Abstract

Abstract Passive acoustic monitoring of biotic sounds is increasingly popular in conservation biology. Among vocalizing animals, birds are most frequently studied and multiple acoustic indices have been proposed for rapid acoustic assessment of avian diversity. Preliminary results suggest that several indices can be used as proxies for bird species richness, however it is still unclear to what extent different conditions of bird vocalizations affect the relationship between indices and bird species richness – should it matter if the bird vocalizations contain different sound unit shapes, or if the frequency of vocalization occurrence differs, or if the vocalizations are made with various intensities? In this work, seven commonly used acoustic indices were tested using three controlled computational experiments with real-world recordings to provide an objective measure of each index’s performance for answering the aforementioned questions. In the experiments, different options of sound unit shape and frequency of vocalization occurrence were precisely controlled and intensity variations were expressed as different signal-to-noise ratios (SNR) of the vocalizations.
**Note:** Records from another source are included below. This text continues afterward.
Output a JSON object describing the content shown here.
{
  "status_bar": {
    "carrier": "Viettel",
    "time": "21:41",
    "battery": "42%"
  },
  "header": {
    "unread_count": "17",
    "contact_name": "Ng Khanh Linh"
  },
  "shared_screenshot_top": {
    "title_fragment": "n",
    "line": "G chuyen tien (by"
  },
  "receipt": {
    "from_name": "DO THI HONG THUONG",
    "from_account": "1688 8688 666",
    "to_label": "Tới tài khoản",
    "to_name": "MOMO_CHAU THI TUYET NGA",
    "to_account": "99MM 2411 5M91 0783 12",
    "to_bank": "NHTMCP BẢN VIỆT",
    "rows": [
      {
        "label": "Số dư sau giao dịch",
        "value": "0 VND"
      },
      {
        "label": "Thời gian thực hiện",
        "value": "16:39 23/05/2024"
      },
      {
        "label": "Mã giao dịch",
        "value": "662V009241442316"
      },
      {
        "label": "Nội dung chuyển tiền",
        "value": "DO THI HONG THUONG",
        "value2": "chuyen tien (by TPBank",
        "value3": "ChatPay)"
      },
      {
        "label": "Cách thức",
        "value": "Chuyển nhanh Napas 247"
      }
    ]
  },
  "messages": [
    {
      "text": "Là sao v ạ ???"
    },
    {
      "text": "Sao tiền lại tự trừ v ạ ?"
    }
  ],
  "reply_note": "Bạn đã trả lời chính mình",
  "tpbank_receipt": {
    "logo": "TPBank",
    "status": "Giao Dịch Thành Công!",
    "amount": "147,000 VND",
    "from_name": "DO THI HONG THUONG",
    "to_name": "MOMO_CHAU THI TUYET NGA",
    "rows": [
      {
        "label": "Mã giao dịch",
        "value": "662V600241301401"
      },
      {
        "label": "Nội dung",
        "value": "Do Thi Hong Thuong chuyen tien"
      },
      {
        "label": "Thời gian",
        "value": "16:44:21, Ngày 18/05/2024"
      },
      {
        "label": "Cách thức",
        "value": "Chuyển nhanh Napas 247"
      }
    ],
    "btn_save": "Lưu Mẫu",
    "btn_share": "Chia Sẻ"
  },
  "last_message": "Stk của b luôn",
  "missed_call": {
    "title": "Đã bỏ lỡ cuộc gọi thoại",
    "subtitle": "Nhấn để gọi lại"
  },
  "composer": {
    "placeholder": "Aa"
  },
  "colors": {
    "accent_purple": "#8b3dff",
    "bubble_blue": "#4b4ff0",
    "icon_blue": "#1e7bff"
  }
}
The first experiment showed that three indices (the acoustic entropy index (H), acoustic diversity index (ADI), and acoustic evenness index (AEI)) performed better than the other four, showing moderate correlations with avian species richness. The second experiment revealed that ADI for each sound unit shape tended towards a constant value with increasing frequency of vocalization occurrence while the influence from frequency of vocalization occurrence on H and AEI varied with different sound unit shape options. Our third experiment showed that the vocalization intensity affected the values of these three indices while the performance disparity among different sound unit shapes for only ADI explicitly appeared a decreasing tendency with increasing vocalization intensities. We conclude that ADI, among the tested indices, is relatively more robust with regard to bird species richness surveys when sound unit shape, frequency of vocalization occurrence, and vocalization intensity are considered. Meanwhile, since multiple indices are usually applied together to provide a comprehensive observation, the above acoustic dimensions should be taken into account especially in comparative research of different bird communities.